Kendilerine daha önce kuzeninin şehit oluş şekliyle ilgili verilen bilgilerin ve anlatılanların inandırıcı ve mantıklı gelmediğini belirten Bülbül, "Bize önce kuzenimin kaza kurşunuyla vurulduğu söylendi. Daha sonra biz daha detaylı bilgi almak isteyince, İsmail'in sol eliyle uzman çavuşun tabancasını çekip, sağ göğsüne dayarak, intihar ettiği belirtildi. Ancak, bunlar bizi ikna etmedi. Bu söylentilere kargalar bile güler. Şırnak Savcılığı, olayla ilgili soruşturma başlattı. Türk adaletine güveniyoruz. Ancak, geç gelen adalet adalet değildir. Eğer şehidimizin kanı bir ele bulaştıysa o eli devletimizden istiyoruz.

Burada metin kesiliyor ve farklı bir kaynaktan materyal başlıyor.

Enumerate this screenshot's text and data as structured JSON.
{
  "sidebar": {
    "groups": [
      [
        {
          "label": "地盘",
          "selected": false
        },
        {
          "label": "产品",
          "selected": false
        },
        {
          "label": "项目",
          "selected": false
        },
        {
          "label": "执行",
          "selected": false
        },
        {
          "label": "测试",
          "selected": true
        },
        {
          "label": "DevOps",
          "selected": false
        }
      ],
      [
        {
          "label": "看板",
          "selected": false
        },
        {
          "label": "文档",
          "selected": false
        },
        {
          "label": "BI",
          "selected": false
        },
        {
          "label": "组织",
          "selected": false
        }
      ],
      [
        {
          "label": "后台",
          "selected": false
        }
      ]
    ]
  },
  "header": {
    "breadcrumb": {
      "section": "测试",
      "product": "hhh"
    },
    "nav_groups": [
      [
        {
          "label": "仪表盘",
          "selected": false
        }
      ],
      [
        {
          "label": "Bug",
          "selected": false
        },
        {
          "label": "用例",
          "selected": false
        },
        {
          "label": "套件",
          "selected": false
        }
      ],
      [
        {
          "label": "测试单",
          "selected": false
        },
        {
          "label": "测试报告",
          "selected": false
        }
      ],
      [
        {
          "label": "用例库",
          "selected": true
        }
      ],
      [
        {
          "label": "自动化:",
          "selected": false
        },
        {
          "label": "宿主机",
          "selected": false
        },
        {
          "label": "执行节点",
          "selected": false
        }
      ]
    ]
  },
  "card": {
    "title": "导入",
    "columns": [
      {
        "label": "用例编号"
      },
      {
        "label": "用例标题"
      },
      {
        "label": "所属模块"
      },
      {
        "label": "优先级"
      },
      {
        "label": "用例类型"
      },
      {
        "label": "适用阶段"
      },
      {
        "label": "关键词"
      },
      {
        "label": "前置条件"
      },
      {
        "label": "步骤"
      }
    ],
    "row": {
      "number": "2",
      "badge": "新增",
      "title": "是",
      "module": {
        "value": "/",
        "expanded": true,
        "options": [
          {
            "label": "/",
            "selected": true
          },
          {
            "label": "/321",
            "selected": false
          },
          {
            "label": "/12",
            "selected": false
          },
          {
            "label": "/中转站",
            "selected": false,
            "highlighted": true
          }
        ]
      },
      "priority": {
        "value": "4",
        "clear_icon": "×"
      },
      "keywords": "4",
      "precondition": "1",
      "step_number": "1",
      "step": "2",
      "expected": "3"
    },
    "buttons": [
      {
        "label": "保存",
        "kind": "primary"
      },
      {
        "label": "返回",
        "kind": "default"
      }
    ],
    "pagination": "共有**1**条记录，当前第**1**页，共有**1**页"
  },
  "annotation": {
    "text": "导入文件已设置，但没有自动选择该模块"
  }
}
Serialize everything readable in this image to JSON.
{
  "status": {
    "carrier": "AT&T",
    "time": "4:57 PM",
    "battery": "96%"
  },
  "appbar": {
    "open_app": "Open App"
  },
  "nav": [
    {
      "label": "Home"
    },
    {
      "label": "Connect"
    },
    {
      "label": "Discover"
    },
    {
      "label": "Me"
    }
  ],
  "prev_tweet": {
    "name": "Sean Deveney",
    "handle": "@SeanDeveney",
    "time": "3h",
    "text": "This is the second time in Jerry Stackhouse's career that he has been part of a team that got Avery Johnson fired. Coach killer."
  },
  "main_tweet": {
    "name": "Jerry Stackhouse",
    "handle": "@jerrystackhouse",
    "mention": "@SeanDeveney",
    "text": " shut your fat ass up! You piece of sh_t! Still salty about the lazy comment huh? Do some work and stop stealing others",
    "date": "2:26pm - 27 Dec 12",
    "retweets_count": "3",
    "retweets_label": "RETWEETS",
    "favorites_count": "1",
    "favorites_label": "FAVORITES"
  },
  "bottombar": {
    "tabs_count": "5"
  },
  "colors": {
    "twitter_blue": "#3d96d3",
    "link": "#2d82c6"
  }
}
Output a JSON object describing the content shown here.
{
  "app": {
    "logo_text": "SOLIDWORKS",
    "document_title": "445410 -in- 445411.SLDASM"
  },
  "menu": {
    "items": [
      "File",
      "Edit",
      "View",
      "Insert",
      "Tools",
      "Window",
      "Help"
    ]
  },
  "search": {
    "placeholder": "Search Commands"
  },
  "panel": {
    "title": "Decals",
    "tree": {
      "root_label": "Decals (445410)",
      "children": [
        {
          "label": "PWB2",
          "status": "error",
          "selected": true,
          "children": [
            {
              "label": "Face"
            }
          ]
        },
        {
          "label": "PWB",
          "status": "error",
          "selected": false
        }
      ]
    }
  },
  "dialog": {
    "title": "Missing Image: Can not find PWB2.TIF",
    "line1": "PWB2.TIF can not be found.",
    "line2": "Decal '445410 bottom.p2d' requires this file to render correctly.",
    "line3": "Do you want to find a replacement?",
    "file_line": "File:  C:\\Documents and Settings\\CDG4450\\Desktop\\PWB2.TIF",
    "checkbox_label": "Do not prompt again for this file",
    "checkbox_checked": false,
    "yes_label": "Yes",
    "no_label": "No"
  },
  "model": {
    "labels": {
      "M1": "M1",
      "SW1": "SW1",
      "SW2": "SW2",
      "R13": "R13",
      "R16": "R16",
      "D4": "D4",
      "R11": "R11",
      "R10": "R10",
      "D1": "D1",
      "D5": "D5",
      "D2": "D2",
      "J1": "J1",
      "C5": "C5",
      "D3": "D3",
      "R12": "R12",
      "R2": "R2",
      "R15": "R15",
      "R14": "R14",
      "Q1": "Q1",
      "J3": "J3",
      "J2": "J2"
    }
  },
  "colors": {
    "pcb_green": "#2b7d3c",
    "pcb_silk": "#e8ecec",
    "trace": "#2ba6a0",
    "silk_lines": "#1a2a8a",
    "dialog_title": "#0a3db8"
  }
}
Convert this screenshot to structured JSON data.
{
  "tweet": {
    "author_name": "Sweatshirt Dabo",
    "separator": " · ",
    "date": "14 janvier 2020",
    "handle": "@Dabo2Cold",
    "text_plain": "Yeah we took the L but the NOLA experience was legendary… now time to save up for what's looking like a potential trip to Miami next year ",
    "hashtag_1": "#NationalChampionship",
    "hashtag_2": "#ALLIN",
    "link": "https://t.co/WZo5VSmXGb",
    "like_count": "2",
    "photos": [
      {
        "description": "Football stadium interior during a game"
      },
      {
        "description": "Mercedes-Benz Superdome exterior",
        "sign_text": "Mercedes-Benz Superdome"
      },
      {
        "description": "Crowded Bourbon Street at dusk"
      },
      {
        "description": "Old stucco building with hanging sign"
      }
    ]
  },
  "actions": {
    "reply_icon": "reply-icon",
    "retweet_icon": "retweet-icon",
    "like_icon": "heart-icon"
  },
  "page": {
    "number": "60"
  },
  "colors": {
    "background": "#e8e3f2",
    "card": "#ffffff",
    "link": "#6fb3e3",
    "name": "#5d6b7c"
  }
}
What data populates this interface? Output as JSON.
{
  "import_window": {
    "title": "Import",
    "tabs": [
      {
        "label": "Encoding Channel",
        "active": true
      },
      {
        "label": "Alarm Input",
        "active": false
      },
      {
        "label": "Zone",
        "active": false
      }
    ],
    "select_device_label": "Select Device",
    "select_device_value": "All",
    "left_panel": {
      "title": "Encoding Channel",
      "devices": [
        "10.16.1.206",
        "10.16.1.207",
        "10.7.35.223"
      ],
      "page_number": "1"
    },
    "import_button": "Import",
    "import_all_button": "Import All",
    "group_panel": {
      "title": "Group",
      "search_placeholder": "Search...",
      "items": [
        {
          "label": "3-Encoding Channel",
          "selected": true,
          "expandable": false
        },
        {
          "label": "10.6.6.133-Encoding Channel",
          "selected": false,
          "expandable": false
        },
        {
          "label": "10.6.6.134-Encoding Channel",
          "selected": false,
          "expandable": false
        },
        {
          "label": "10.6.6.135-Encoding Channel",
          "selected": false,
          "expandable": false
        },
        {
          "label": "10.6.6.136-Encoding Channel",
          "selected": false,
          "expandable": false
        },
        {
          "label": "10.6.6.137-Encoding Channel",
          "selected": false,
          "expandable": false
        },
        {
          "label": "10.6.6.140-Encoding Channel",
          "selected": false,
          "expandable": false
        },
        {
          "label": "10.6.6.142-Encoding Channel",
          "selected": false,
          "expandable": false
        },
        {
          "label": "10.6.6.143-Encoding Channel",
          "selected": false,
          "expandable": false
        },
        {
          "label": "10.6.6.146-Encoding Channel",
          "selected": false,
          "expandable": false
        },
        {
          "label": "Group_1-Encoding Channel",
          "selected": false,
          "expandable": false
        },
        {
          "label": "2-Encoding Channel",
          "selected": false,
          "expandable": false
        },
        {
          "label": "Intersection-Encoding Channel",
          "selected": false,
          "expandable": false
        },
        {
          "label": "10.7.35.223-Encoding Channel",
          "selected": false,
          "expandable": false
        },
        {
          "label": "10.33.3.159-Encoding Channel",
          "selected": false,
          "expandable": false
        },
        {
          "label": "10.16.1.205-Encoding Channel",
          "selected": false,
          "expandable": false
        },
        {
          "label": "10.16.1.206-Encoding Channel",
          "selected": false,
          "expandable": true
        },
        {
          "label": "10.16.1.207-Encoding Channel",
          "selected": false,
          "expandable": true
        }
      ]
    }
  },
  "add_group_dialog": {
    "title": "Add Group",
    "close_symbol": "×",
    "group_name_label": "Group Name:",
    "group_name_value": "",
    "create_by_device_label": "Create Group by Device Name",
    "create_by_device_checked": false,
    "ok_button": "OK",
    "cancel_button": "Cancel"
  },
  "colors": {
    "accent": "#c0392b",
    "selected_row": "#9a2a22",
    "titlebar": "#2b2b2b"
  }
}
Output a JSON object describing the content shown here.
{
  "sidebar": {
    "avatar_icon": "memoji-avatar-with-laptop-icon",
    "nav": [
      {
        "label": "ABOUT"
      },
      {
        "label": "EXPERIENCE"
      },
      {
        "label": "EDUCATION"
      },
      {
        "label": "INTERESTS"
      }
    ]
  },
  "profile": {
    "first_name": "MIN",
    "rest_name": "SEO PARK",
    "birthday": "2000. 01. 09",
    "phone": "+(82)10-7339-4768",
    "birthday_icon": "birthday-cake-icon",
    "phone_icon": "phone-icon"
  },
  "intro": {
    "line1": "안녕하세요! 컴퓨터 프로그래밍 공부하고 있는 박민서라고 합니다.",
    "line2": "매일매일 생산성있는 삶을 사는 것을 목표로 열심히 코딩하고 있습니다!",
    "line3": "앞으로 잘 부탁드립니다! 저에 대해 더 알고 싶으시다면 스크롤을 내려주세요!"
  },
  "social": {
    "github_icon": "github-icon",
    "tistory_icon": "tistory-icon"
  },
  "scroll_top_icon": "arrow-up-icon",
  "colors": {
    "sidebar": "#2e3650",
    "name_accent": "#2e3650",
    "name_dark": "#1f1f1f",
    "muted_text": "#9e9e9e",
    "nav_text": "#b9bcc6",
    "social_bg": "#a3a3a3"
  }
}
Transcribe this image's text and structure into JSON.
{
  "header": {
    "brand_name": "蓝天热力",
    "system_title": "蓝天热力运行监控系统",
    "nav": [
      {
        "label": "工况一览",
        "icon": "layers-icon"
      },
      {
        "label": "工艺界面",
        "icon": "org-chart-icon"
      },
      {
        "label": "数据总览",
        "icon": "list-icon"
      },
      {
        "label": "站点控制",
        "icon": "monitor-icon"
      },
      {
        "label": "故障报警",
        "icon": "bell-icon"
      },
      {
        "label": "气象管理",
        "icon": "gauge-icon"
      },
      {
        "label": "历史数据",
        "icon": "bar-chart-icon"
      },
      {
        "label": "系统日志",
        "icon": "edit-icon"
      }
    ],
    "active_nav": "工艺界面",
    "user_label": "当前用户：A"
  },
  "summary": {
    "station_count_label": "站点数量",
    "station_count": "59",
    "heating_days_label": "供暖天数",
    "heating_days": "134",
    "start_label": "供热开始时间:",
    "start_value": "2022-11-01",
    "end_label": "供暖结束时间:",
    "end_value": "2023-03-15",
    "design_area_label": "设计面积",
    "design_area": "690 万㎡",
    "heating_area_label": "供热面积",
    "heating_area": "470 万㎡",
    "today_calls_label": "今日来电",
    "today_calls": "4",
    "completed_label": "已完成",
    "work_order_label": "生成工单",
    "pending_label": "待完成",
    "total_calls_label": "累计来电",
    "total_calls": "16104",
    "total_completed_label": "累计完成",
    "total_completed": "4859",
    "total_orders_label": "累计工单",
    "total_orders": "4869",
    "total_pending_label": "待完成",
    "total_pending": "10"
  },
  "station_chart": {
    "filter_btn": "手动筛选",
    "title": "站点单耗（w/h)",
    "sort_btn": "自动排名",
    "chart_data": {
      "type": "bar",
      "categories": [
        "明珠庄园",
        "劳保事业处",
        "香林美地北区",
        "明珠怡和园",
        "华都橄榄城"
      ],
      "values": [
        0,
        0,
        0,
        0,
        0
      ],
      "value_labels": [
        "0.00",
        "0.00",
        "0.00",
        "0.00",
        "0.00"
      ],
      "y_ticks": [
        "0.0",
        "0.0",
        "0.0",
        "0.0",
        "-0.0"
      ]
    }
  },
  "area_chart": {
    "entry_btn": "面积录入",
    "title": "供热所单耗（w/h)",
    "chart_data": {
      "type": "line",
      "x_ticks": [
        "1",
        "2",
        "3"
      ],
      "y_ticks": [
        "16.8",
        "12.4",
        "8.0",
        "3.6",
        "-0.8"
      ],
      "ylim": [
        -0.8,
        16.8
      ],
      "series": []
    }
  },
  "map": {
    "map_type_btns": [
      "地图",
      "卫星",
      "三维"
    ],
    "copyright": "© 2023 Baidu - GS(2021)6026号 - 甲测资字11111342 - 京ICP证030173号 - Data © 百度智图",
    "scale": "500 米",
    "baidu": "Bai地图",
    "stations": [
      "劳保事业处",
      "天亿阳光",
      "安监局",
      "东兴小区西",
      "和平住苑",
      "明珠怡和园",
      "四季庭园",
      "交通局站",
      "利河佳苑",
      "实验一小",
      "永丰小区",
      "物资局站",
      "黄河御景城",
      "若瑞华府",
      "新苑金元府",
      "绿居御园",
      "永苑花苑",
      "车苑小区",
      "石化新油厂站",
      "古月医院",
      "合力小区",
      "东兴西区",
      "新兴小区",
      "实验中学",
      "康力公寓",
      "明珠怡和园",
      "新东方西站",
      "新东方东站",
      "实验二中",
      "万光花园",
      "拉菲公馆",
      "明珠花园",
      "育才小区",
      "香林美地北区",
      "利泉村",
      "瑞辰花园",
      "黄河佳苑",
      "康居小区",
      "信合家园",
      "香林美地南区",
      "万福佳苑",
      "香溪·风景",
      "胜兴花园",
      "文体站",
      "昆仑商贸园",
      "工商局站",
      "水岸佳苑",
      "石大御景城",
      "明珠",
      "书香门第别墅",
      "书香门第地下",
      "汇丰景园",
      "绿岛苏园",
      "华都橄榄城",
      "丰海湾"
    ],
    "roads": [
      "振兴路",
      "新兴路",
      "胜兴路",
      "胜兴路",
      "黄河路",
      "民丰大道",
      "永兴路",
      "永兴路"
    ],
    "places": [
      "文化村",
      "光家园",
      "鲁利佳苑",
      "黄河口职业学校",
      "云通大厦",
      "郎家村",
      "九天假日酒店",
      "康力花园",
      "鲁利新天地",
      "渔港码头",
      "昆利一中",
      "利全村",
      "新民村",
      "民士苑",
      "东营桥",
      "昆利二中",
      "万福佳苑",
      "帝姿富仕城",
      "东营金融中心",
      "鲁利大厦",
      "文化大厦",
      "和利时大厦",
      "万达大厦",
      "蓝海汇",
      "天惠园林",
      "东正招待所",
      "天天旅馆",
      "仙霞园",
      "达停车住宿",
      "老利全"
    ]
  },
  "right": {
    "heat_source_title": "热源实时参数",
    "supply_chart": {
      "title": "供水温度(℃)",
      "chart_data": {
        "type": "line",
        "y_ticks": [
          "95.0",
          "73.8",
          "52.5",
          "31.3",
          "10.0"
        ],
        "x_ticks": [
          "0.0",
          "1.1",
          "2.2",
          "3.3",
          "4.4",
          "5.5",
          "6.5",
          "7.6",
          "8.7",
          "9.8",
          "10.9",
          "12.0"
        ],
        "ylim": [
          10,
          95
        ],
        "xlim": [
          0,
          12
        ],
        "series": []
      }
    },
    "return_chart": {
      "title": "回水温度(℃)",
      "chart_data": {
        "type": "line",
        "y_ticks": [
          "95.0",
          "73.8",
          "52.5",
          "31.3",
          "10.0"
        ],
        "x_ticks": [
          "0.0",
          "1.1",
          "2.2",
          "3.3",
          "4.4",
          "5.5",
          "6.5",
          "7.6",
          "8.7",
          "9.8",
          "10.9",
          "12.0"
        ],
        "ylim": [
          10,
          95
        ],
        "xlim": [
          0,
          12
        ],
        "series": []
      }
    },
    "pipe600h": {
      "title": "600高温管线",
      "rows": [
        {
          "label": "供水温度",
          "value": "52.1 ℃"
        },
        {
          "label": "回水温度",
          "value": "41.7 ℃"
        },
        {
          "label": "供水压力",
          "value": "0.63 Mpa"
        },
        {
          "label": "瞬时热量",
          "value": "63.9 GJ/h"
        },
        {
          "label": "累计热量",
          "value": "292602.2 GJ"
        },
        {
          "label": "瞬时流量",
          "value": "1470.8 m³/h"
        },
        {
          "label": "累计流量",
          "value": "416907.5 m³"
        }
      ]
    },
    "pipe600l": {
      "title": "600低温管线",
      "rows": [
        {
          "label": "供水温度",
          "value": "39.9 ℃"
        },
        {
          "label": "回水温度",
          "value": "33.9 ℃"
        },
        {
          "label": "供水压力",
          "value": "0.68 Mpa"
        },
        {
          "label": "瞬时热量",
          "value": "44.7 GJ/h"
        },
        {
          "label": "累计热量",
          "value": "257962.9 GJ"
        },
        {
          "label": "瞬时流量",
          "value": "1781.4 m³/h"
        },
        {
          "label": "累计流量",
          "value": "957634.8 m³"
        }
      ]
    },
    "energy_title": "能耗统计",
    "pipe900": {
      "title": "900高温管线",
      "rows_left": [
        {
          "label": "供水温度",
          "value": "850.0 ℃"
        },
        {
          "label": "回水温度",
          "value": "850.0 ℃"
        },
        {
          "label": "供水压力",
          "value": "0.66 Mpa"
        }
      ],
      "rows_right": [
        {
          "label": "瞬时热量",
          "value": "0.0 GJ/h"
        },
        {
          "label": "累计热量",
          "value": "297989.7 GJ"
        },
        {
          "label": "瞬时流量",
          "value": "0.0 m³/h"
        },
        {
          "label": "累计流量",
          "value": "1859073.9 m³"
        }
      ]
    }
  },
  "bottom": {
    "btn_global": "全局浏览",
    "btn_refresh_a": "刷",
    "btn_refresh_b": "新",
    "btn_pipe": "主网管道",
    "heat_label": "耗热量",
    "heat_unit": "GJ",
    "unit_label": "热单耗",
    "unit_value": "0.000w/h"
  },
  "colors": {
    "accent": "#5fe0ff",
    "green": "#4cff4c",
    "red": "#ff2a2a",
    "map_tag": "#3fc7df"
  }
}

Devletimize güveniyoruz" diye konuştu.

Akça'nın diğer kuzeni Arman Yavuz, askeri yetkililerin hep şehidin babası ile konuştuklarını vurgulayarak, "Ancak, İsmail'in ölümünde kesin olan bir şey var ise o da bir uzman çavuşun beylik tabancasıyla vurulmuş olması. Buradan yola çıkılırsa sanırım nasıl öldürüldüğü ortaya çıkacaktır. İsmail'in eniştemi arayan asker arkadaşı, ısrarla olayın anlatıldığı gibi olmadığını söylüyor. Hatta, birlikteki tüm askerlere de konuşma yasağı getirildiği söylemiş. Net bir açıklama gelmediği sürece de her söyleneni dikkate almak durumundayız" dedi.

Arman Yavuz, birşey öğrenme umuduyla İsmail'le görüştükleri birlikteki ankesörlü telefonu aradığını telefona çıkan askerlere olayın nasıl yaşandığını sorduğunu da vurgulayıp, 'Bilmiyoruz' dediler, biraz sıkıştırınca da telefonu yüzüme kapattılar. Muhatap olarak rütbeli birilerini istediğimizde ise herkes birbirine yönlendirdi. Konuşanlarda, 'Birkaç gün bekleyin' demekle, yetindiler" dedi.

Ağabeyim hayat doluydu

Zekeriya Akça da ağabeyinin hayat dolu biri olduğunu belirterek, "Aklından asla kötülük geçmezdi. Bu yaşıma kadar kederlendiği veya efkarlandığı için bir sigara içtiğine, barlarda çalıştığı halde bir duble alkol aldığına tanık olmadık. Olayın nasıl meydana geldiğini öğrenmeden bize rahat yok" dedi.

61 gün sonra terhis olacak oğlunu beklerken cenazesinin gelecek olması nedeniyle sinir krizi geçiren baba Asım Akça'nın ise sakinleştirici iğne ile ayakta durduğu öğrenildi.

Aile, olayın aydınlatılmasını istiyor

Akça'nın cenazesi, ailesinin cumhuriyet savcılığına yaptığı başvuruyla yeniden otopsiye gönderildi. Yapılan otopsi işlemlerinin ardından defnedilmek üzere Kuşadası'na getirilen Akça'nın cenazesi, daha önceden açıklandığı gibi dün toprağa verilmesi beklenirken, ailenin Cumhuriyet Savcılığı'na olayın aydınlatılması için yaptığı başvuru üzerine, savcılık talimatıyla yeniden otopsi yapılması için İzmir Adli Tıp Kurumu'na sevk edildi. Akça'nın cenazesi, yapılacak otopsi işleminin ardından ileriki günlerde defnedilecek.